Tuan Rangga tersenyum bangga dan kembali menceritakan tentang kerajaannya

“Tuanku Sultan, Azas ketuhanan yang dianut oleh raja kami menjadi panutan bagi rakyatnya. Rakyat tak pernah berbuat jahat pada sesamanya, selalu menjaga silahturrahmi, berbuat baik dengan sesama, dan bertanggung jawab atas seluruh pekerjaannya. Kesulitan selalu diemban bersama dan diselesaikan bersama. Raja selalu mengajarkan bagaimana rakyatnya harus menjalankan perintah Tuhannya Jika kamu berbuat baik (berarti) kamu berbuat baik bagi dirimu sendiri dan jika kamu berbuat jahat, maka (kejahatan) itu bagi dirimu sendiri, dan apabila datang saat hukuman bagi (kejahatan) yang kedua, (Kami datangkan orang-orang lain) untuk menyuramkan muka-muka kamu dan mereka masuk ke dalam mesjid, sebagaimana musuh-musuhmu memasukinya pada kali pertama dan untuk membinasakan sehabis-habisnya apa saja yang mereka kuasai.”.

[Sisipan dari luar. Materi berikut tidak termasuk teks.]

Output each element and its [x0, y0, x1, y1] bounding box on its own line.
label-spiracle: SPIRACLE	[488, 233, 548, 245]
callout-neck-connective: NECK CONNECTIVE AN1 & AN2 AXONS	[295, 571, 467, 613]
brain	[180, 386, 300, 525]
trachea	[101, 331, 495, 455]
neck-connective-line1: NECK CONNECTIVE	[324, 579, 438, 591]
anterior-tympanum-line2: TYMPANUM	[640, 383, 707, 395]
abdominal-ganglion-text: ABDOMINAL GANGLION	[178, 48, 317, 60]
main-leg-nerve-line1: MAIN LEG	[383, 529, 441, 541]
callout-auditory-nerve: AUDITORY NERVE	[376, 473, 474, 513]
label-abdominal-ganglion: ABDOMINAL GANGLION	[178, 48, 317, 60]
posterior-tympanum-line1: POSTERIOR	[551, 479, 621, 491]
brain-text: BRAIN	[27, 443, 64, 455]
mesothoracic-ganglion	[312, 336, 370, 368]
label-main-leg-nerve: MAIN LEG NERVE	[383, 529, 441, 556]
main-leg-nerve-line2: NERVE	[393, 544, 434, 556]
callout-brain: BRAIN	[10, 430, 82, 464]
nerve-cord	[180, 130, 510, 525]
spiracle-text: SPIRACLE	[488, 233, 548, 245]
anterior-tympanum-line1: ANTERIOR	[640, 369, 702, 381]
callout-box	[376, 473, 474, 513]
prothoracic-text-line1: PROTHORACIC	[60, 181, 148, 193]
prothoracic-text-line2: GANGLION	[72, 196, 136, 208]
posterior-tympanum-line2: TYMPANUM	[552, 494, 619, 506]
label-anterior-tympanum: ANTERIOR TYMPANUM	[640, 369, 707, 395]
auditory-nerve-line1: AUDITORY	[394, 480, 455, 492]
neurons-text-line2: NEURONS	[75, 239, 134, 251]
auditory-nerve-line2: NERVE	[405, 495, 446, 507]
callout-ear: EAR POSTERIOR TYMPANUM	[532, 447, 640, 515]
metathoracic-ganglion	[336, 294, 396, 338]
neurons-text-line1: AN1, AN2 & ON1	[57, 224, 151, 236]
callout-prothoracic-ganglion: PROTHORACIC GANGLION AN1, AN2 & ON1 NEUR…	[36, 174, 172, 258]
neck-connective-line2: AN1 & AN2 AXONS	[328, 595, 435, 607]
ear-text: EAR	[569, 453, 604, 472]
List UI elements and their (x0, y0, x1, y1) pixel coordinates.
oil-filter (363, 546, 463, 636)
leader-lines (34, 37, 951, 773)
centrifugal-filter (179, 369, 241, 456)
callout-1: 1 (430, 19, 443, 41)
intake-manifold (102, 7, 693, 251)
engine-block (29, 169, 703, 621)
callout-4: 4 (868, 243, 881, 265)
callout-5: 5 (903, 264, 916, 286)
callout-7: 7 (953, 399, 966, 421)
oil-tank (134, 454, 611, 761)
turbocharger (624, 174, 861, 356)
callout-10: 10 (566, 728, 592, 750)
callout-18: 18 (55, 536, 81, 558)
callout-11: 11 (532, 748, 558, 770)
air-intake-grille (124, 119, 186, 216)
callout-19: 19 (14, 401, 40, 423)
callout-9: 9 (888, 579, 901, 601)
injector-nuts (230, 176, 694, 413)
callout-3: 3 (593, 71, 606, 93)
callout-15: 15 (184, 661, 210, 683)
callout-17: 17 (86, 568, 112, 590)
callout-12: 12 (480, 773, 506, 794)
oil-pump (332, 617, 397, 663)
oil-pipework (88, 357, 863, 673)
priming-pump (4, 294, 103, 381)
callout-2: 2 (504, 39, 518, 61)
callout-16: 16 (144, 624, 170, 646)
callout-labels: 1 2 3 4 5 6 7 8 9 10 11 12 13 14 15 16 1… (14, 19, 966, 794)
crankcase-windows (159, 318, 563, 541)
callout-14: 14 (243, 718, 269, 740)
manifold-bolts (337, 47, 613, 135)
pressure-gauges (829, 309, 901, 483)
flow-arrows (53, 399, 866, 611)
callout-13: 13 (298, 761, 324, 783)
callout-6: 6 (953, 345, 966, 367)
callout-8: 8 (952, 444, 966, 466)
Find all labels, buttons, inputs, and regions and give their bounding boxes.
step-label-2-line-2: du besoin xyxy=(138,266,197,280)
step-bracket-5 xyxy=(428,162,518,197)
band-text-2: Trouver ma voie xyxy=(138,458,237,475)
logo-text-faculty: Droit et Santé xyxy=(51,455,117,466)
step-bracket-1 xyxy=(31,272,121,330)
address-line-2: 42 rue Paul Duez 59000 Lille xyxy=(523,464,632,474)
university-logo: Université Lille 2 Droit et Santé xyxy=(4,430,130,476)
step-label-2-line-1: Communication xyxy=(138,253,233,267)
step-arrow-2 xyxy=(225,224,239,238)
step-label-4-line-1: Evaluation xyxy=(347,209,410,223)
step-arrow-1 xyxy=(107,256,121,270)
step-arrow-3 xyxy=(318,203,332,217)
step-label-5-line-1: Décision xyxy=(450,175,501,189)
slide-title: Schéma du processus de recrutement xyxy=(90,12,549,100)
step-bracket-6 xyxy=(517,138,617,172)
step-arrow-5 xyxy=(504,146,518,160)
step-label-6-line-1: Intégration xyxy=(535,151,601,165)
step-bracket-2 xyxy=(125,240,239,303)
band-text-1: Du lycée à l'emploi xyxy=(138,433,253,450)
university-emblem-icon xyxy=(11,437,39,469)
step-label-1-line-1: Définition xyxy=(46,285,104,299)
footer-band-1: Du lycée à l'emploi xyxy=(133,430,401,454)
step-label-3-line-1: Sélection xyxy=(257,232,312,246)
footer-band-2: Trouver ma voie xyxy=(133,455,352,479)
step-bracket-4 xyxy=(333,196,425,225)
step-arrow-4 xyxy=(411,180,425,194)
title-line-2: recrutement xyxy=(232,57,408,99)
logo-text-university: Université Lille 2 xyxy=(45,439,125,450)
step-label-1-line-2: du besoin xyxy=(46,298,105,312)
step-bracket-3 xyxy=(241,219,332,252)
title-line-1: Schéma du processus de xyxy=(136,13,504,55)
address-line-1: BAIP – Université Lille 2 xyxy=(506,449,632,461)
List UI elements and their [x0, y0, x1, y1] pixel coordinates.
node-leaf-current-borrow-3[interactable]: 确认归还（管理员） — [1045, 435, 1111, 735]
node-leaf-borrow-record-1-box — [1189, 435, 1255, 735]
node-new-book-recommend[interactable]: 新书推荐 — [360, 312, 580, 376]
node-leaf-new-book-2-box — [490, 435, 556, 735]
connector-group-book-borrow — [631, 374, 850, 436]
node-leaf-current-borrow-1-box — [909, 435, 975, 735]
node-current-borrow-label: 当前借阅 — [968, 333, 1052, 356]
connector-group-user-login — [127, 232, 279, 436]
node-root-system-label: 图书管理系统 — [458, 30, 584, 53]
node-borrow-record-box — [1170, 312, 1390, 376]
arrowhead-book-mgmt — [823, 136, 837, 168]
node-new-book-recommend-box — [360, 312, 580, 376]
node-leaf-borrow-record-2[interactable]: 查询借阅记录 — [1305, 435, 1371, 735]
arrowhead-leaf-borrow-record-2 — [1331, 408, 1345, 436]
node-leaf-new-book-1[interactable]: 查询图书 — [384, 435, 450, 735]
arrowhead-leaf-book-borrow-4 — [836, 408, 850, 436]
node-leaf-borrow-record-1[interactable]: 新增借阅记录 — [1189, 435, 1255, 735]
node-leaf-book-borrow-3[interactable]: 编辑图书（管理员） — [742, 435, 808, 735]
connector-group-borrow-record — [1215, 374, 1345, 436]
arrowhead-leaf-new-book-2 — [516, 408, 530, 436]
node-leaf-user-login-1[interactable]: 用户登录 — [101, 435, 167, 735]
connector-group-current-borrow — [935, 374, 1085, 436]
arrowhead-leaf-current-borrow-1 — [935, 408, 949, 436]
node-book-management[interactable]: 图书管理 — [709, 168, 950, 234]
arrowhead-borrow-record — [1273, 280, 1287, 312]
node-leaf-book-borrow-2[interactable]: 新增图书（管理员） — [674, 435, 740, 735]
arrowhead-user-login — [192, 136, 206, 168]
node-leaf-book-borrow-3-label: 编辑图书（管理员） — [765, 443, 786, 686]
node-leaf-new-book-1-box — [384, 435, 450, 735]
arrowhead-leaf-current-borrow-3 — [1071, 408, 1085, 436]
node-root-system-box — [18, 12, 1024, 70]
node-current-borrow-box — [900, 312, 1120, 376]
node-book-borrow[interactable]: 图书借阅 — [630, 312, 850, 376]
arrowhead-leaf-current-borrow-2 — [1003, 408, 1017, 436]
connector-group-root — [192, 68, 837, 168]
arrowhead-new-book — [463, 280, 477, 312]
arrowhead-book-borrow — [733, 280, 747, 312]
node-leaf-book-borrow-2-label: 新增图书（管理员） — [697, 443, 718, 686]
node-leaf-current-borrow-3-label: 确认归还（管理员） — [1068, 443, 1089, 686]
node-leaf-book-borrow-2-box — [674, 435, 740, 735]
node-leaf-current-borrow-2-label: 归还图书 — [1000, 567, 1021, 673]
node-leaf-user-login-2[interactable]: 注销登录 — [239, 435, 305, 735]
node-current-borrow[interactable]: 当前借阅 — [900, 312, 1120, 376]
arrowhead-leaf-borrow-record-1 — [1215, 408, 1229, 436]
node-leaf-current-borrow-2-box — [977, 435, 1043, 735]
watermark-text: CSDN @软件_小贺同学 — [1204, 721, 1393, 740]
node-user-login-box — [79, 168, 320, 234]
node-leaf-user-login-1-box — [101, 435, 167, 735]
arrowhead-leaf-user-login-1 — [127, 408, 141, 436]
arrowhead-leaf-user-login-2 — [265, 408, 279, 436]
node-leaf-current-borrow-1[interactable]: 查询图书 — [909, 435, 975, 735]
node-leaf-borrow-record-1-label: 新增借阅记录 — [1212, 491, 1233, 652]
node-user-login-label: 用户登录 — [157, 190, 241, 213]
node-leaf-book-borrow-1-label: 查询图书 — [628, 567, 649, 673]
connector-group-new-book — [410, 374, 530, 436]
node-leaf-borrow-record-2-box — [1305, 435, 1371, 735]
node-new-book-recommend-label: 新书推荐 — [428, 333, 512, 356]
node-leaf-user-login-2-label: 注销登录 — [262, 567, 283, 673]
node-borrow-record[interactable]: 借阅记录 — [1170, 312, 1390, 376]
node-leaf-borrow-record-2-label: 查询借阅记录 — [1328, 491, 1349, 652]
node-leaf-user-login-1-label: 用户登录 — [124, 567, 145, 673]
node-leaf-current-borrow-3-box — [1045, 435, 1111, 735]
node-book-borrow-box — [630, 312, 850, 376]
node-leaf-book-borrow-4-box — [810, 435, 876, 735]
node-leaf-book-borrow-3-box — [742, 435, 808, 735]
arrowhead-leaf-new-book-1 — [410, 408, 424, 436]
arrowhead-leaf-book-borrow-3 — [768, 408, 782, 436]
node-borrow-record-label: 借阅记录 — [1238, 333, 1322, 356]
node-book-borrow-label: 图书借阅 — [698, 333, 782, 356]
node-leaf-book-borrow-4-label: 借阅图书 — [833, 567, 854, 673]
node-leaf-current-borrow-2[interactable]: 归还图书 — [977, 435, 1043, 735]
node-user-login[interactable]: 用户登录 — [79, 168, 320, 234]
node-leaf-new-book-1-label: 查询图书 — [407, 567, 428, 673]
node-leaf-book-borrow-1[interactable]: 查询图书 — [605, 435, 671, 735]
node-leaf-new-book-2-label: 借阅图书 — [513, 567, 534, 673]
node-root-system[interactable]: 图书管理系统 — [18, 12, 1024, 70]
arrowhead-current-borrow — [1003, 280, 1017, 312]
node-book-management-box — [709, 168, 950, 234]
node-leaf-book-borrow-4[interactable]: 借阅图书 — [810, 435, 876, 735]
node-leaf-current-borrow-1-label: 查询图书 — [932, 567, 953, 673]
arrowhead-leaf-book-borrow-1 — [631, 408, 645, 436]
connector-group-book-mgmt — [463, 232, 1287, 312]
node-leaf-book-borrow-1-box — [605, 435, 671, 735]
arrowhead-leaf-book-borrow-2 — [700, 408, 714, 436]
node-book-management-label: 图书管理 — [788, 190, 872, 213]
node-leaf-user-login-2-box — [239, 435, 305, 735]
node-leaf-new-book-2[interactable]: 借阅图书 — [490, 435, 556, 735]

Hebat, hebat, hebat, … Rajamu hebat. Ini pembelajaran baru buat kerajaan kami. Terima kasih Tuan Rangga. Kelak aku akan berkunjung ke kerajaanmu untuk banyak belajar”, sapa Sultan

“Nah Sobat-sobatku dari negeri jiran, mudah-mudahan apa yang dituturkan oleh Rangga menebarkan banyak manfaat dan sarat makna”, Sultan menutup pertemuan ini dengan senyum ceria.